The UN chief and Egypt’s President delivered stinging speeches at a summit of developing nations in Iran yesterday, damaging the host country’s quest for global prestige and support for its nuclear programme and its policy on Syria.

The Iranians had to listen while Ban Ki-moon denounced them for calling for Israel’s destruction and denying the Holocaust.

Nor did Mohamed Mursi, the first Egyptian leader to visit Iran since the 1979 Islamic Revolution, hold back as he urged Non-Aligned Movement members to back Syrians trying to topple Bashar al-Assad, Iran’s closest Arab ally.

“I strongly reject threats by any member state to destroy another, or outrageous attempts to deny historical facts such as the Holocaust,” Mr Ban said. “Claiming that Israel does not have the right to exist or describing it in racist terms is not only wrong but undermines the very principle we pledged to uphold.”

Iranian President Mahmoud Ahmadinejad has repeatedly denied the Holocaust and this month called Israel a “cancerous tumour”.

Deputy Israeli Foreign Minister Danny Ayalon said Mr Ban would have conveyed a stronger message by boycotting the NAM summit. “Going there harmed the message and sabotaged the critical efforts to stop illegal Iranian nuclear activity.”

But Meir Javedanfar, an Iranian-Israeli expert at the Inter-Disciplin-ary Centre in Herzliya, Israel, said Mr Mursi and Mr Ban deserved credit for their blunt remarks.

“Mursi’s statement on Syria will be viewed as a serious challenge against Iran’s narrative on Syria,” he said, adding that Israel should thank Mr Ban for speaking out so clearly.

“In the history of the Islamic Republic, nobody has challenged the supreme leader’s (Ayatollah Ali Khamenei’s) position on Israel in front of him, like this.”

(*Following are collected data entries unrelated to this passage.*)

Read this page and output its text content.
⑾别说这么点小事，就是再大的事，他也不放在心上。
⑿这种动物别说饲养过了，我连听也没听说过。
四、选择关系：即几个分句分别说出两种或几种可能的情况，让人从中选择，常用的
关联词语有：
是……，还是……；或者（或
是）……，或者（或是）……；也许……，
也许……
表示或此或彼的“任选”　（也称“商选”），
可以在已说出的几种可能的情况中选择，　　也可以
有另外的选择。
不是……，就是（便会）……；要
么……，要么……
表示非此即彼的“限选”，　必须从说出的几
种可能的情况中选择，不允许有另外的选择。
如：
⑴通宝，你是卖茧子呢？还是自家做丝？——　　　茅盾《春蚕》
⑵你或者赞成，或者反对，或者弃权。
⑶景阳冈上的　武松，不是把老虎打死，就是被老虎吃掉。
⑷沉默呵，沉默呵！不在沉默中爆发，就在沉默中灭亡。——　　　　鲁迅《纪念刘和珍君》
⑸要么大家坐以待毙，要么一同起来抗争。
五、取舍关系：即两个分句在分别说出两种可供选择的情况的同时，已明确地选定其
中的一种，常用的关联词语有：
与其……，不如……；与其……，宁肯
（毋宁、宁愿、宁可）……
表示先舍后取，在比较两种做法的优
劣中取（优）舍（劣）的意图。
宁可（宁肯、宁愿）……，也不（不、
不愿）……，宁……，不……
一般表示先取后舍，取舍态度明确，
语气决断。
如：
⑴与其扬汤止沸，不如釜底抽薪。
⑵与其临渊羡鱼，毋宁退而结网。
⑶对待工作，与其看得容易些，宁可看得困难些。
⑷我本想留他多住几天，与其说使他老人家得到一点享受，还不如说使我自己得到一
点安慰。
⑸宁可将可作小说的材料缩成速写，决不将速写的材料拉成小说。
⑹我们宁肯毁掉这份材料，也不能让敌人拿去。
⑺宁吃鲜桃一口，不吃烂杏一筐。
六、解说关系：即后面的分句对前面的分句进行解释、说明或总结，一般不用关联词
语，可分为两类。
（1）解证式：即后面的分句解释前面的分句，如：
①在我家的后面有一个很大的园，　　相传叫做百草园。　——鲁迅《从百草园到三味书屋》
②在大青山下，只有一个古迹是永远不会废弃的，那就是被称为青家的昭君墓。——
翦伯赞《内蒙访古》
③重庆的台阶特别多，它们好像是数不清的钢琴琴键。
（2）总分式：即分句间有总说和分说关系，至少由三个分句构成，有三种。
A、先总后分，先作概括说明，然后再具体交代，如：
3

In his speech Ayatollah Khamenei criticised the UN Security Council as a tool used by the US “to impose its bullying manner on the world ”.

“Our motto is nuclear energy for all and nuclear weapons for none,” he told the conference, a day after Mr Ban urged him to prove that Iran’s nuclear work is peaceful.

A report from the UN nuclear watchdog this week is likely to voice concern about the Parchin military complex southeast of Tehran, to which its inspectors have been denied access.

The International Atomic Energy Agency (IAEA) believes Iran has conducted nuclear-related explos-ives tests at Parchin. The West says satellite images suggest Iran has cleaned the site, which it says is a conventional military facility.

The IAEA’s new quarterly report will say Iran has installed more than 300 new uranium enrichment centrifuges at its Fordow underground site since May, Vienna-based diplomats say.